18 mai 2023 - 07:00
Investissements au centre-ville : l’inquiétude plane
Par: Zineb Guennoun | Journaliste de l'Initiative de journalisme local
Le conseiller du district Cascades, Jeannot Caron, a été surpris de l’ampleur des acquisitions par les frères Foisy et souhaite surtout qu’une mixité sociale soit conservée dans le quartier. Photothèque | Le Courrier ©

Le conseiller du district Cascades, Jeannot Caron, a été surpris de l’ampleur des acquisitions par les frères Foisy et souhaite surtout qu’une mixité sociale soit conservée dans le quartier. Photothèque | Le Courrier ©

Dans les deux dernières années, Philippe Foisy et Gabriel Lachance-Foisy, deux entrepreneurs immobiliers, ont mis la main sur une trentaine d’immeubles au centre-ville de Saint-Hyacinthe. Face à ces nouvelles acquisitions, les réactions se multiplient et les avis divergent tant au niveau de la Ville qu’au niveau communautaire.
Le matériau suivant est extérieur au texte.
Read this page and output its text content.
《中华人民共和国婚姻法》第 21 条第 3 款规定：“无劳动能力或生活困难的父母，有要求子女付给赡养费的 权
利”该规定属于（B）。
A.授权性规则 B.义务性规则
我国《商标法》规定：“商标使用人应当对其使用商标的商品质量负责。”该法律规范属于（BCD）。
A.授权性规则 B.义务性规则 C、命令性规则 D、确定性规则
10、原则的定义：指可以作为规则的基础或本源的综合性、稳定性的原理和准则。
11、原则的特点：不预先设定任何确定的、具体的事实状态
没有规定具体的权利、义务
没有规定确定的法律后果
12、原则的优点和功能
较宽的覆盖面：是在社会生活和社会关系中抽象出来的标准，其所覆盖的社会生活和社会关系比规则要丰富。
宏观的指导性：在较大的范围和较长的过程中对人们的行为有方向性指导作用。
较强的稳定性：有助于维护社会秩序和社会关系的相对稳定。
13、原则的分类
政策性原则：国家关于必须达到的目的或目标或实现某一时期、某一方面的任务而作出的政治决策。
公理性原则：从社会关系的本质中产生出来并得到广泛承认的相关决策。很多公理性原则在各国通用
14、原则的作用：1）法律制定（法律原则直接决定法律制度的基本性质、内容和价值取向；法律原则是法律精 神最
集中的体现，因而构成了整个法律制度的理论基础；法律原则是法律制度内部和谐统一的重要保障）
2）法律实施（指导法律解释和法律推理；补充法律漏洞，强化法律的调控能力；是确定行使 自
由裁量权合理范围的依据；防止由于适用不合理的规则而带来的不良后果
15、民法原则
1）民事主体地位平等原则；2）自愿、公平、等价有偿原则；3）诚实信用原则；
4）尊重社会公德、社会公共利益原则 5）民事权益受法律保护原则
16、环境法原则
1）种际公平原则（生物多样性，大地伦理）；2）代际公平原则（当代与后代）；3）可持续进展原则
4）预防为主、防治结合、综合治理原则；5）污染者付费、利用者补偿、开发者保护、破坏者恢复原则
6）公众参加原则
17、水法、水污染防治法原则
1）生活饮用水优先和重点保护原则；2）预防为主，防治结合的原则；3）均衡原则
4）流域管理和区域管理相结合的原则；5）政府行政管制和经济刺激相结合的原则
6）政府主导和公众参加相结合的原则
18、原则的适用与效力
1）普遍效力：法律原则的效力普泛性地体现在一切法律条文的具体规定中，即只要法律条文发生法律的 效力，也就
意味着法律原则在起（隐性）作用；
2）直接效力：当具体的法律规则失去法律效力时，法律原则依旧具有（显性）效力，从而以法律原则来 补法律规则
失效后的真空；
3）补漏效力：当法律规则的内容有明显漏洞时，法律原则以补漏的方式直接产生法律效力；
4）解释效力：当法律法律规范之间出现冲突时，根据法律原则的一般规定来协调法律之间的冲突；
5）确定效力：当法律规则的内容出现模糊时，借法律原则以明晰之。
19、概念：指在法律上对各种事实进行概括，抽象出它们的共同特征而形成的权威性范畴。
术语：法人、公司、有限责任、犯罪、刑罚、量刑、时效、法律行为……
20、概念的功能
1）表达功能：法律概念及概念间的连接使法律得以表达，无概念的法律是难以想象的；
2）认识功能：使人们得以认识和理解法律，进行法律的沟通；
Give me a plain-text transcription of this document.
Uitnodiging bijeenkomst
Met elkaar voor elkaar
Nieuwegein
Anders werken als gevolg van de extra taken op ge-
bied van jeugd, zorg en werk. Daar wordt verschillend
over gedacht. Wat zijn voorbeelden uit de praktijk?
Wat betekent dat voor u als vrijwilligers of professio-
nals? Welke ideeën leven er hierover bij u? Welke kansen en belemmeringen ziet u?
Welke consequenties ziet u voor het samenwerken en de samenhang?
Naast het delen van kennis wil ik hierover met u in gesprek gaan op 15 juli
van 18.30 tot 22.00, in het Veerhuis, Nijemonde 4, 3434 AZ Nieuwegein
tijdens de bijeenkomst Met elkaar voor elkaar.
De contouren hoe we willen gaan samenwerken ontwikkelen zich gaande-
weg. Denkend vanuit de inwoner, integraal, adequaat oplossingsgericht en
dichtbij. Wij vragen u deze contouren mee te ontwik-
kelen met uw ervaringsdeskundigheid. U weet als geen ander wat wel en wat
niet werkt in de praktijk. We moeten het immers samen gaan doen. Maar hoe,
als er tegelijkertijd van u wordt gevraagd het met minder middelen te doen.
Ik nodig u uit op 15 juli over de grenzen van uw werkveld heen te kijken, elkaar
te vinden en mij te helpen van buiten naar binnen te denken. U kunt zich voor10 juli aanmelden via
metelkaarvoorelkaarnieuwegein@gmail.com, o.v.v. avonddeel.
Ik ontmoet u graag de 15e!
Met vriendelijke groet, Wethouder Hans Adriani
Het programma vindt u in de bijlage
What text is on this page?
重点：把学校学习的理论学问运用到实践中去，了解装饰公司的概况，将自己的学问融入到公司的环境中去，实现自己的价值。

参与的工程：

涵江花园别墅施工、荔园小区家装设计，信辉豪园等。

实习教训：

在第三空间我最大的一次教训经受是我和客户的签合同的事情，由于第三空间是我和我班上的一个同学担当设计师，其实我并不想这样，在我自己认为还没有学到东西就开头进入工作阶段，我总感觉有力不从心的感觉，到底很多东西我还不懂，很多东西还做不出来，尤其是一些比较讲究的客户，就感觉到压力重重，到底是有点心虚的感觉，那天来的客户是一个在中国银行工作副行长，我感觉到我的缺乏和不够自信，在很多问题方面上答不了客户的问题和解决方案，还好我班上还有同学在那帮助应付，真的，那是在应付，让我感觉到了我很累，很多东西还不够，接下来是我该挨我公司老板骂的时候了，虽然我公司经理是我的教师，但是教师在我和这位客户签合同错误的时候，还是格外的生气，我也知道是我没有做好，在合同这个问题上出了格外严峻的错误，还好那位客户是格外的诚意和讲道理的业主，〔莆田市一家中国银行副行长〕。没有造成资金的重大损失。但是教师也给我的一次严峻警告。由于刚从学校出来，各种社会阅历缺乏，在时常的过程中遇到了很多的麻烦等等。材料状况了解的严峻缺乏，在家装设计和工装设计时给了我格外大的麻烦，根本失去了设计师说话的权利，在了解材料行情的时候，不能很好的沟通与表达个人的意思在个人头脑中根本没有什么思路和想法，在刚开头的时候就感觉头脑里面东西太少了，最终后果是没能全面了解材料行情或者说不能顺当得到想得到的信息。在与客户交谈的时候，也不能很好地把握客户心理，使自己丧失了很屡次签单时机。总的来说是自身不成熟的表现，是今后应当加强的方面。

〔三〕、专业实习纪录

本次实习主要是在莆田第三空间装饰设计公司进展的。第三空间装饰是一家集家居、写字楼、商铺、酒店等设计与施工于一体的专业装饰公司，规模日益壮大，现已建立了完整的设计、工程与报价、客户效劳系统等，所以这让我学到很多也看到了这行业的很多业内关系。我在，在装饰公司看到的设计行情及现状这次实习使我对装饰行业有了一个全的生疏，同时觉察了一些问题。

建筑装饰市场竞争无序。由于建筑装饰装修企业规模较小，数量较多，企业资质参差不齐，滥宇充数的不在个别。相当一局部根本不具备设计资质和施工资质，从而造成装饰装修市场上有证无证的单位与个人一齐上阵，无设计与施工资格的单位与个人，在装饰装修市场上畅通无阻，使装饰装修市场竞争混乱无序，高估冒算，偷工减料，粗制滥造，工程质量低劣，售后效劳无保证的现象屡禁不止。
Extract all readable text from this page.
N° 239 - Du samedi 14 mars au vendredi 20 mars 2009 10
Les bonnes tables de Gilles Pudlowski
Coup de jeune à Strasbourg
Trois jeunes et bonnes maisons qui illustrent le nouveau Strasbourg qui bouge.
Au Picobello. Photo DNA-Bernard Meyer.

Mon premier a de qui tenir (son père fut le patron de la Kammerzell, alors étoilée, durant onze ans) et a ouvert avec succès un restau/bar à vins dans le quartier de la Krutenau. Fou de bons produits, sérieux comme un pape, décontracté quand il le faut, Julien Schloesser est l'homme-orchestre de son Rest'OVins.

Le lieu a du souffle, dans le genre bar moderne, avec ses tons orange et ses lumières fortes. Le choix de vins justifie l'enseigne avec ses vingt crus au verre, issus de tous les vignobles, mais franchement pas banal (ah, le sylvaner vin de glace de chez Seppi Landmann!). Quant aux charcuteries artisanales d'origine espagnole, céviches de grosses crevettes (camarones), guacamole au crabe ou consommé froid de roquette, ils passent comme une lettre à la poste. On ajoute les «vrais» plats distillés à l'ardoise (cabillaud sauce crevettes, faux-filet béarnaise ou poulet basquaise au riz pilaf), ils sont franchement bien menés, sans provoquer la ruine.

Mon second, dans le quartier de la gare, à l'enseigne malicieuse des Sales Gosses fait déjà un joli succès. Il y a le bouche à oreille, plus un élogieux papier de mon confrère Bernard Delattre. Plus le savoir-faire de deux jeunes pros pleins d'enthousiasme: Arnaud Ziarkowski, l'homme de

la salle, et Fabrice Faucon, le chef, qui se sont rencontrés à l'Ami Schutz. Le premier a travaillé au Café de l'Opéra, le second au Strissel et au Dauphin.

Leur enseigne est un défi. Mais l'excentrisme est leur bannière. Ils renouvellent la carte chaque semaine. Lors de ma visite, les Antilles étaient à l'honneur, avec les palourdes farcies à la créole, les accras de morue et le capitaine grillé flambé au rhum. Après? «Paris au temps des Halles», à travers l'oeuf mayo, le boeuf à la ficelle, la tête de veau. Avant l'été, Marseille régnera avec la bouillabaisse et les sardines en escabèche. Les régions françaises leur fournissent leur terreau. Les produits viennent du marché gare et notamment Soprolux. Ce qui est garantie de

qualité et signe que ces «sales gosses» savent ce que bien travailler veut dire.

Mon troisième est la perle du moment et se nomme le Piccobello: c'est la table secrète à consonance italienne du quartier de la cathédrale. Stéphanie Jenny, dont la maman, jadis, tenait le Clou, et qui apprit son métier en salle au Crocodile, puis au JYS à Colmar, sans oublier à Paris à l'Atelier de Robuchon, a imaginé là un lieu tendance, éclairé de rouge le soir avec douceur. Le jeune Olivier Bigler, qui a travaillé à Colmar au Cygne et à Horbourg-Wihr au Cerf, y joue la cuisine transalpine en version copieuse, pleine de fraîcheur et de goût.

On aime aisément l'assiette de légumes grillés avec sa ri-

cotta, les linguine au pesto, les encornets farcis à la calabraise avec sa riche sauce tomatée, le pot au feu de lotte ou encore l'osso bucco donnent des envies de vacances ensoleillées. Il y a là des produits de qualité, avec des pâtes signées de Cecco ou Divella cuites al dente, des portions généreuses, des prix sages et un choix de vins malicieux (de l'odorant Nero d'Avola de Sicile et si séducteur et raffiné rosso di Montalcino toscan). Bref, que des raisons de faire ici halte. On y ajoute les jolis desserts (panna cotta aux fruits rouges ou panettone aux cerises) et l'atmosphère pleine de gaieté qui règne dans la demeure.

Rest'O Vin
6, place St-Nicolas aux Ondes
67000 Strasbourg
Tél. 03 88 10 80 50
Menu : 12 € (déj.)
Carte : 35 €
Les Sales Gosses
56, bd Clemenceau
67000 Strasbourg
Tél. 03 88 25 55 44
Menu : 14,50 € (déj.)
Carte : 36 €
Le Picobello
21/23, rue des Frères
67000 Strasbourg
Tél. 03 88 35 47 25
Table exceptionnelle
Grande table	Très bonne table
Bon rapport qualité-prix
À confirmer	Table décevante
André Beauregard, maire de la Ville de Saint-Hyacinthe, se dit surpris du nombre d’acquisitions faites par les frères Foisy. « C’est sûr que c’est un peu inquiétant pour les loyers à coût abordable, mais d’un autre côté, il y a peut-être des endroits là-dedans qui ont besoin d’amour, besoin de rénovation. […] Les promoteurs pourraient démolir et reconstruire avec du logement abordable », a-t-il déclaré.

Il souligne également que le logement abordable, c’est une nécessité au centre-ville et que tout dépend des intentions des deux investisseurs. D’après lui, il va falloir trouver un certain équilibre une fois le projet des deux frères Foisy exposé au grand jour. Il espère aussi que ces nouveaux investissements n’accentueront pas la pénurie de logements que connaît déjà Saint-Hyacinthe. La solution serait de travailler de concert avec la Ville et les différents organismes communautaires pour améliorer la situation et non l’empirer.

M. Beauregard assure cependant que la moyenne des logements vacants à Saint-Hyacinthe a remonté au cours de ces deux dernières années. « On était à 0,4 %, on est maintenant proche de 2 % de logements vacants […], mais il y en a certains qui sont dispendieux parce qu’il y a eu beaucoup de constructions dans les deux dernières années. » Il n’exclut pas la crainte d’embourgeoisement, mais mise sur la mixité de la clientèle. Selon lui, l’embourgeoisement du centre-ville n’est pas le but de la Ville ni du conseil municipal. « On travaille très fort depuis plusieurs années pour améliorer notre centre-ville. On a acheté plusieurs résidences qu’on a cédées à Habitations Maska qui les gèrent. C’est du loyer abordable », a-t-il ajouté.

Une enveloppe dédiée au logement social

Depuis cette année, une enveloppe estimée à 800 000 $ est dédiée au logement social à Saint-Hyacinthe. « On a mis beaucoup d’argent dans les dernières années pour construire du logement social. C’est un dossier qui nous tient à cœur et sur lequel on veut travailler fort », a indiqué M. Beauregard.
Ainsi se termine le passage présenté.